As the next chart illustrates, there were some periods over these four decades where your portfolio value exceeded your cost basis (how much you put in) and there were some periods where it didn’t.
Anytime the market value (black line) is above the cost basis (gray line), this means that you had earned a positive return on your money. And anytime the market value is below the cost basis, you had earned a negative return on your money.
As you can see, by the end of 2020, the total return over this 40-year period was slightly positive. Not a great result, but also not bad considering Japan had one of the worst stock market performances on earth over the last 30 years.

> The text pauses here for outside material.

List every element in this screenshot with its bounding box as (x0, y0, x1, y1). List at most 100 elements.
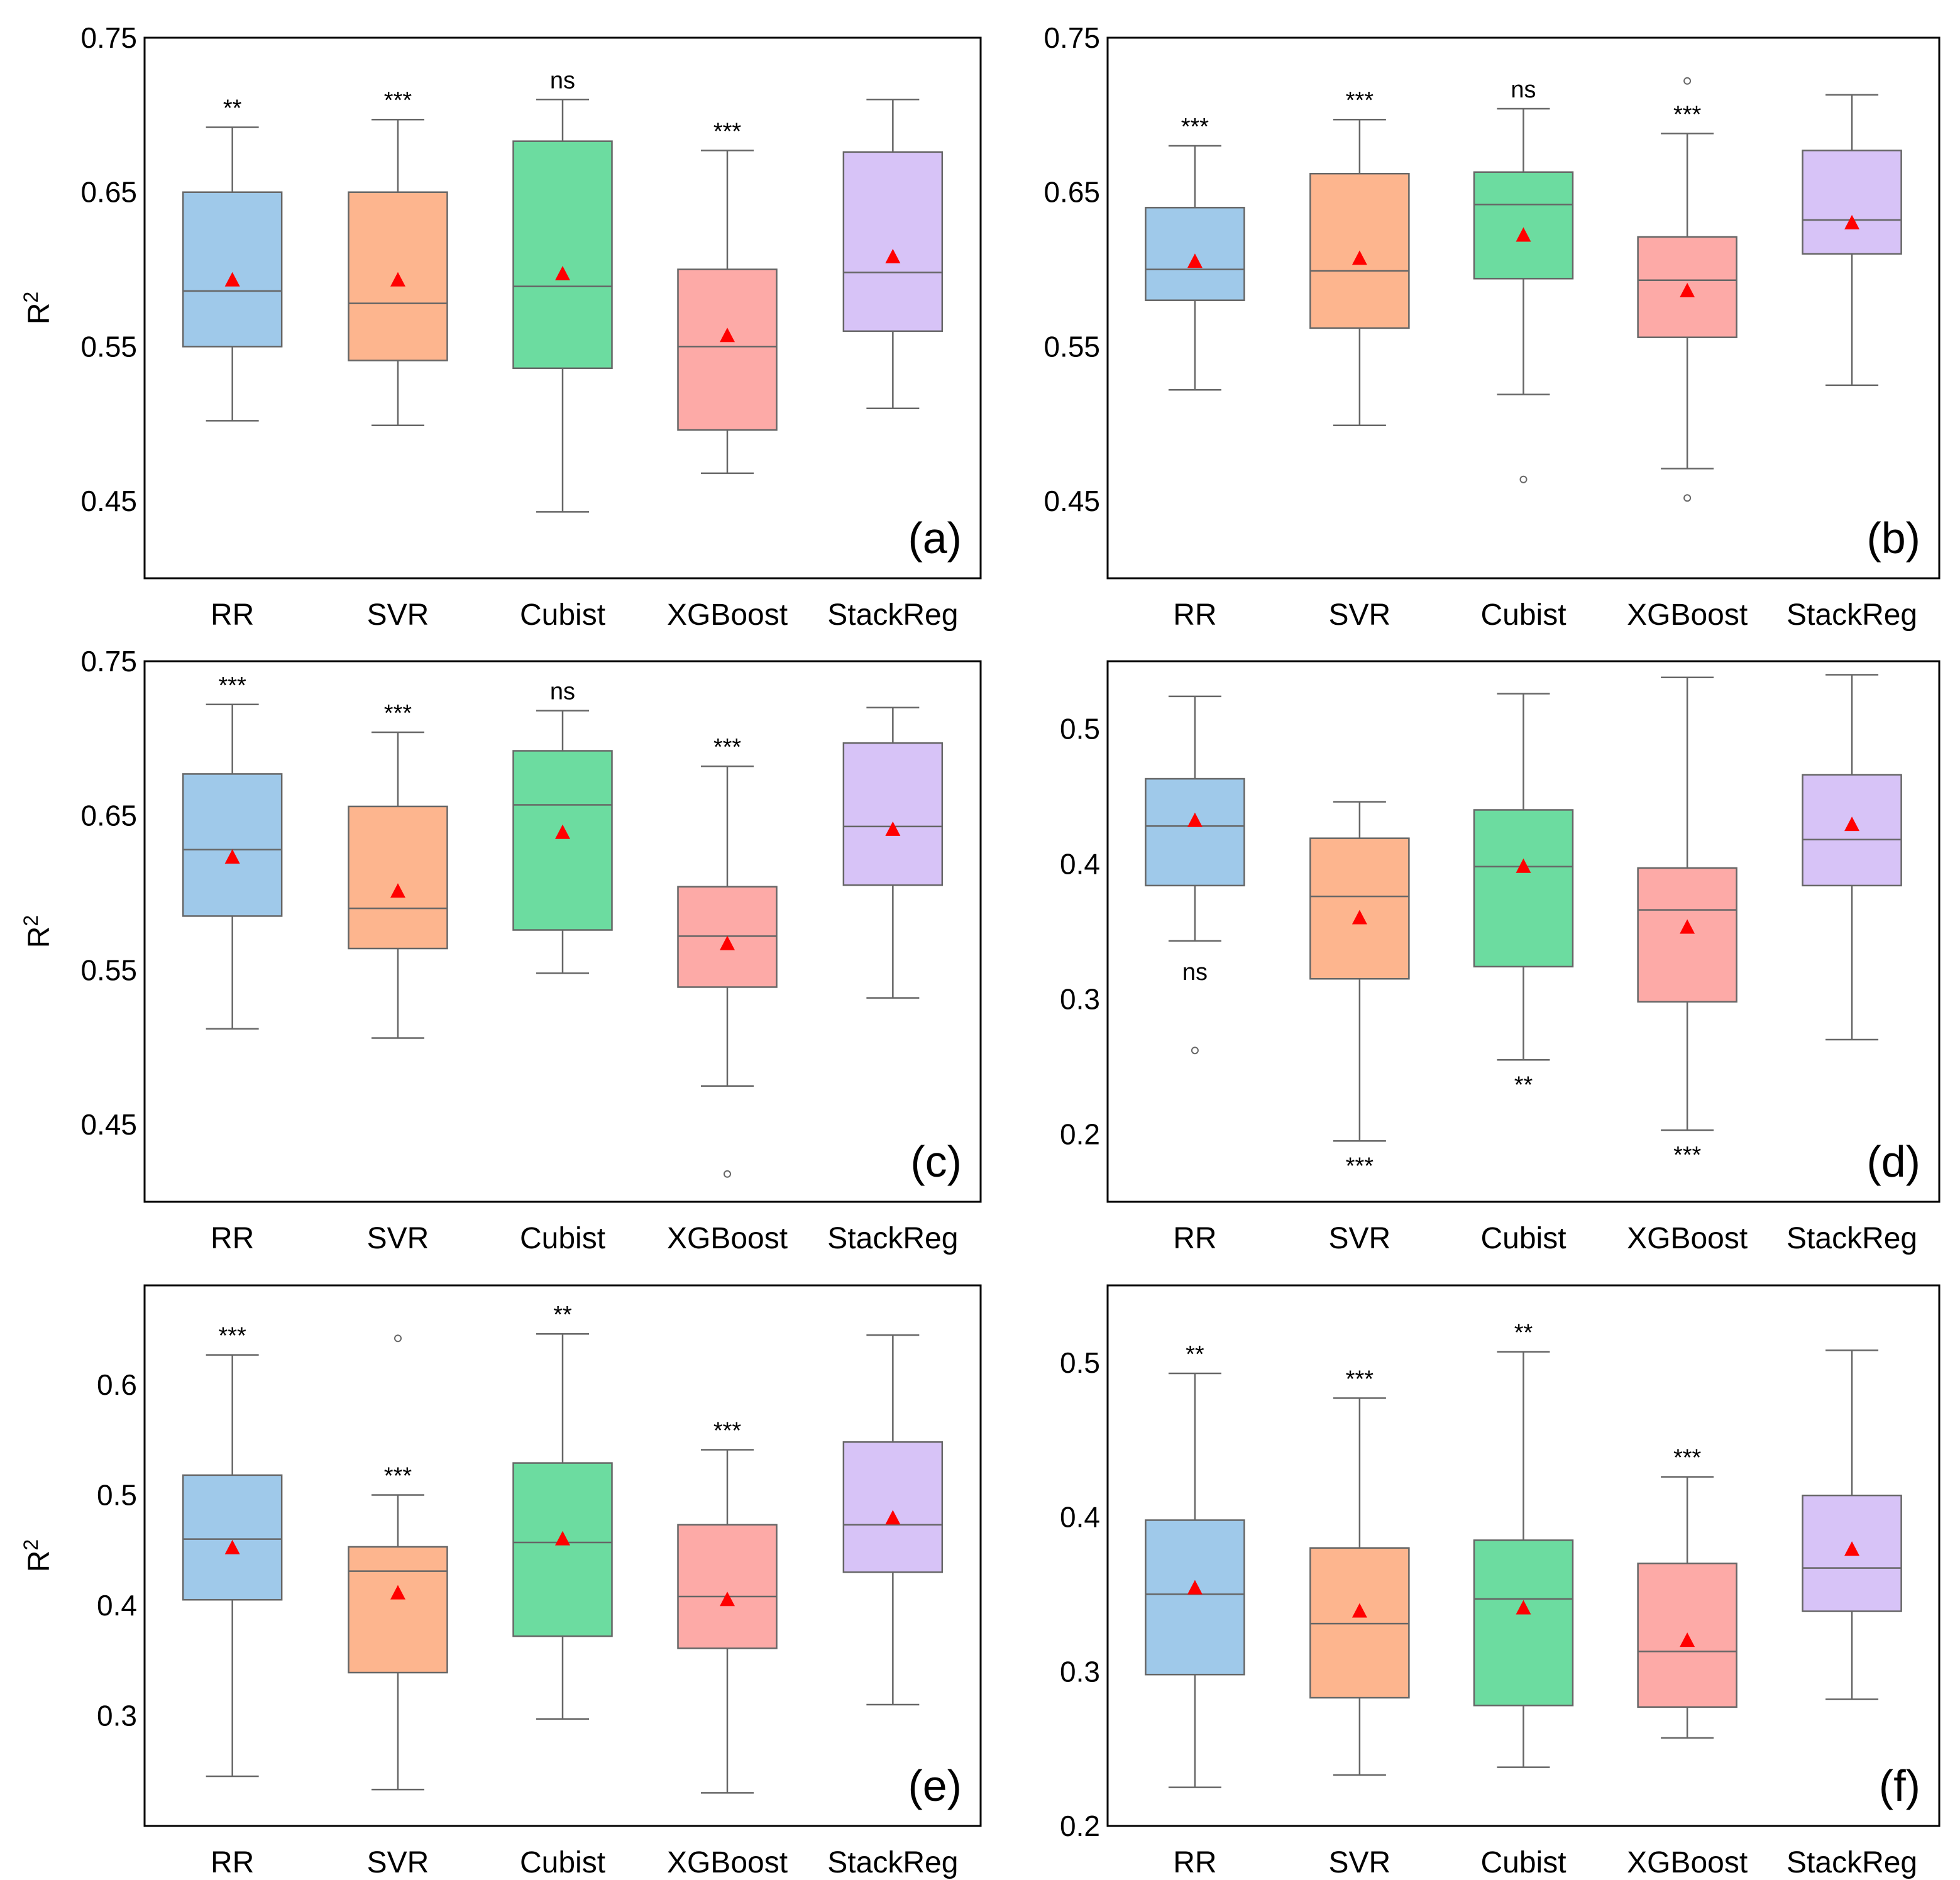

Ultimately, the example of Japan illustrates that while you can lose money in some equity markets over multiple decades, the chances are lower if you are investing your money over time (as most individual investors are).
Nevertheless, some people will use Japan and other examples as an excuse to sit in cash until the dust settles during the next crisis. However, by the time the dust has settled, the market is typically already on its path upward.
Those timid souls who were too afraid to jump in end up getting left behind. I saw this happen with my own eyes in March 2020 and I am quite confident that I will see it again in the future.
If you are still too scared to buy during a crisis, I don’t blame you though. It’s easy to find examples throughout history where doing so would have been foolish in hindsight. But we can’t invest based on exceptions or what might happen. Otherwise, we would never invest at all.
As Friedrich Neitzsche once said, “Ignore the past and you will lose an eye. Live in the past and you will lose both.”
Knowing history is important, but obsessing over it can lead us astray. This is why we must invest based on what the data tells us. Jeremy Siegel, the famed financial author, summarized it best when he wrote:
“Fear has a greater grasp on human action than does the impressive weight of historical evidence.”
It’s my favorite investing quote of all time and the only one fitting enough to end this chapter. I can only hope that it provides you with the mental fortitude to just keep buying the next time there’s blood in the streets.
Now that we have spent time reviewing how to buy assets, even during the darkest of times, we turn out attention to an even more difficult question—when should you sell?
93 Anarkulova, Aizhan, Scott Cederburg, and Michael S. O'Doherty, “Stocks for the Long Run? Evidence from a Broad Sample of Developed Markets,” ssrn.com (May 6, 2020).